Eine emotionale Abrissbirne. Rezension zu Jami Attenbergs Roman "Die Middlesteins"

Im sich immer weiter ausdehnenden Universum, in dem alle Körper eigentlich voneinander wegstreben, bilden die Körper mit der größten Masse die Gravitätszentren und halten die Körper in ihrer Umgebung auf einer Umlaufbahn um sich herum.

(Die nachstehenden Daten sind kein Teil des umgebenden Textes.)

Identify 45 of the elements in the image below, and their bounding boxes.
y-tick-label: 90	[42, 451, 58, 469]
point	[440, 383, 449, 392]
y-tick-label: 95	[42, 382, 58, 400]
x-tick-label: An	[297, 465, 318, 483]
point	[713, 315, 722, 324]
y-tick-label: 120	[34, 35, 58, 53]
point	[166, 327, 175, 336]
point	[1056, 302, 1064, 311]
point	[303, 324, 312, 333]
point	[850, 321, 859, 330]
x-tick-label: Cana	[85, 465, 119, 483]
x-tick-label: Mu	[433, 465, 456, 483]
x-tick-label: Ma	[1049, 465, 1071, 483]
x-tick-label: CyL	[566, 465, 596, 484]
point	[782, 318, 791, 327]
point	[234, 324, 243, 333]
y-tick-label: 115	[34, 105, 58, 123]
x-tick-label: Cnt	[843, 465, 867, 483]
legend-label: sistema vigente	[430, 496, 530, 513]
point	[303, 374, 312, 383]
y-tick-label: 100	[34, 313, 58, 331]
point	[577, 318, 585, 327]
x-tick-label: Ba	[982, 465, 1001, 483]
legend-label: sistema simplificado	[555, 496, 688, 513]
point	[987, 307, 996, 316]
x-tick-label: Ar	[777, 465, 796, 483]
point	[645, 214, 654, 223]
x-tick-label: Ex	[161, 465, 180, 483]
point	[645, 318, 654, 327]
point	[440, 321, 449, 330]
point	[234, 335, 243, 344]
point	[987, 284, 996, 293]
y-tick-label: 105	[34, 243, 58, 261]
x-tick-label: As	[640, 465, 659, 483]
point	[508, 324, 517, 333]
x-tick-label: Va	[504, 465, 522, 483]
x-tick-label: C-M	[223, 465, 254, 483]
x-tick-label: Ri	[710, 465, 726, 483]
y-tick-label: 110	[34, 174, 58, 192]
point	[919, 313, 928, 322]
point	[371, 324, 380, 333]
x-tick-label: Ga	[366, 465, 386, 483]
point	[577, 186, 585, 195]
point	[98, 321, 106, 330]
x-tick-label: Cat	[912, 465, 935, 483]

Wir nennen das Gravitätszentrum, um das wir uns mit der Erde bewegen, Sonne. Für die Familie in Jamie Attenbergs Roman „Die Middlesteins“ bildet die Matriarchin Edie Middlestein, zweifache Mutter, zweifache Großmutter, das Gravitätszentrum ihrer Familie. Wie jedes Gravitätszentrum hat auch sie die größte Masse in ihrer familiären Umgebung. Und das ist absolut wörtlich zu verstehen. Am Ende wird Edie von ihren Freunden auf etwa hundertfünfzig Kilogramm Körpergewicht geschätzt. Schon als kleines Mädchen ist sie ungewöhnlich schwer. Aber leider nicht „knuddelig“, sondern eher wie „ein zementartiger Klops“. Die Festigkeit und Härte, an die man bei diesem Vergleich denken kann, zeigt sich auch als Charakterzug in Edies weiterem Leben. Sie scheint auf den ersten Blick eine warmherzige und verbindliche Person zu sein. Aber wenn es für sie darauf ankommt, kann sie mit einer Härte reagieren, die den Menschen um sie herum Angst einflößen kann. Eine emotionale Abrissbirne.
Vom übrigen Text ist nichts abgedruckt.